The FIRST AIM OF PHENOMENOLOGY is to reawaken a sense of wonder about one’s environment. The OBEY sticker attempts to stimulate curiosity and bring people to question both the sticker and their relationship with their surroundings. Because people are not used to seeing advertisements or propaganda for which the product or motive is not obvious, frequent and novel encounters with the sticker provoke thought and possible frustration, nevertheless revitalizing the viewer’s perception and attention to detail. The sticker has no meaning but exists only to cause people to react, to contemplate and search for meaning in the sticker. Because OBEY has no actual meaning, the various reactions and interpretations of those who view it reflect their personality and the nature of their sensibilities.
The first thing that struck me was the Heidegger reference. Because Heidegger said a lot about phenomenology (you can read a tiny bit about it here), and to reduce it down to "the process of letting things manifest themselves" seems incomplete at best and maybe downright misleading. So, I initially let my elitism get the better of me (I just took a graduate seminar in phenomenology after all), but then I remembered that I kind of like Fairey's work. So what if Fairey appropriated Heidegger for his own purposes? That's what he does after all.
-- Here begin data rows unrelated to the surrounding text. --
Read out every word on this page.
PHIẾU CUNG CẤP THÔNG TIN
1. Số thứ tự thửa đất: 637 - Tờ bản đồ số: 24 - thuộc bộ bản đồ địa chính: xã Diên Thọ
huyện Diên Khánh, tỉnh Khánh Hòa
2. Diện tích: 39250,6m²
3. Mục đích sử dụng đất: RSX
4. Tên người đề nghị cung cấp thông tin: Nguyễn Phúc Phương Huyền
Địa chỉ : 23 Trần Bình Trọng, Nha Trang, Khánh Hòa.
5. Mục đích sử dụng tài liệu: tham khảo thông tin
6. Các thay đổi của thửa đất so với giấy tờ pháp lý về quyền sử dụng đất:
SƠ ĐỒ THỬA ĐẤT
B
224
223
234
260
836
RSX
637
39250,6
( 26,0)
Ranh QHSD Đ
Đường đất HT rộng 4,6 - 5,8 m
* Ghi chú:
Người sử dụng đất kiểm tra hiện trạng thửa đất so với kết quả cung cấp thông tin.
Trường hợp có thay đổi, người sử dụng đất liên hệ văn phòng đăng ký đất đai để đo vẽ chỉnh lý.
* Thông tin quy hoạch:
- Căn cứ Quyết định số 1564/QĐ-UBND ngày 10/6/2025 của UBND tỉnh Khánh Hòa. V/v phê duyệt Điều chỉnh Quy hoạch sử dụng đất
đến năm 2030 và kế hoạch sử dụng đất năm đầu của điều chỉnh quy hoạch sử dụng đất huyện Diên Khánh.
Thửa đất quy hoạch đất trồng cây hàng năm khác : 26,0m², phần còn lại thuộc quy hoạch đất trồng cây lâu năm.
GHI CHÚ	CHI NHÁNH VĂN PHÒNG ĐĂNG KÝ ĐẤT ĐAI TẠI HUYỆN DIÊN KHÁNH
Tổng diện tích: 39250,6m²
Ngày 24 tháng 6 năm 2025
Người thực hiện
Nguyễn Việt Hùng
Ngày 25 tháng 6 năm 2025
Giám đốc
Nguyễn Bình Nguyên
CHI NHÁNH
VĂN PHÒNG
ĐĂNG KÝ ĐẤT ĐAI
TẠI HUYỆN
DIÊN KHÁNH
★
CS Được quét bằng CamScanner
It just so happened that I read and thought all this on September 5th, which happens to be John Cage's birthday. And though Cage wasn't known for appropriating other artists, he was quite the provocateur, "reawaken[ing] a sense of wonder about one’s [sonic] environment" through works like 4'33". So I started thinking about phenomenology as a basis for provocation in art.

Personally, I've always considered phenomenology as something like the philosophy of perception, not concerned with anything specific like reawakening of a sense of wonder. It is something that seeks to explain how we perceive time and space, and by extension music and art. Frankly, I've often considered how I might wield my understanding of phenomenology to manage the listener's experience with my music, but Fairey seems to be using it to confuse the viewer (if he is actually engaging with phenomenology as he claims. How about we just bracket that question...), seeking to establish an unfamiliar situation that forces the viewer to confront Fairey's art and deal with it, not having the option of ignoring it.

It's all fine and good for an artist to provoke, but Fairey's manifesto and its invocation of phenomenology still didn't sit well with me, and I wasn't sure why until I decided to "let things manifest themselves." Let's say we're looking at a house with its visible front and hidden back, etc. (a common example in phenomenology). We can move around it in space, but we can never see more than one or two sides at a time. As we move around it we compile these isolated, moment by moment, perspective-based experiences into an idea of what the entire house is. We're letting the house manifest itself. I think that when Fairey puts a sticker somewhere on the house he is inserting himself into that manifestation. (Kind of like inception?) Sure, if we see an OBEY sticker on a sign we pass by every morning we might consider (or direct our intentionality at) the sign in a new way, but it's because there's a sticker there this morning. We see the sticker, and by extension, we see Fairey.


The main thrust to Cage's aesthetic, on the other hand, was to get himself out of the listener's experience with sound. Of course he composed 4'33", he put it on a concert, he had it performed, and so it will always be associated with him, but it is possible to hear 4'33" without thinking of Cage directly. It's hard to see an OBEY sticker without thinking of Fairey (even if the viewer doesn't know his name).

So maybe there are different kinds of artistic provocation--sometimes it's direct: the artist inserts himself, like Fairey, and sometimes it's indirect: the artist tries to get out of the way, like Cage. I think the phenomenological response of the viewer or listener, however, is ultimately always outside the control of the creative artist. It's kind of like the observer effect seen in quantum mechanics where the very act of observation will change the phenomenon being observed. In looking too directly at phenomenology, Fairey seems to alter the phenomenological process by which things manifest themselves.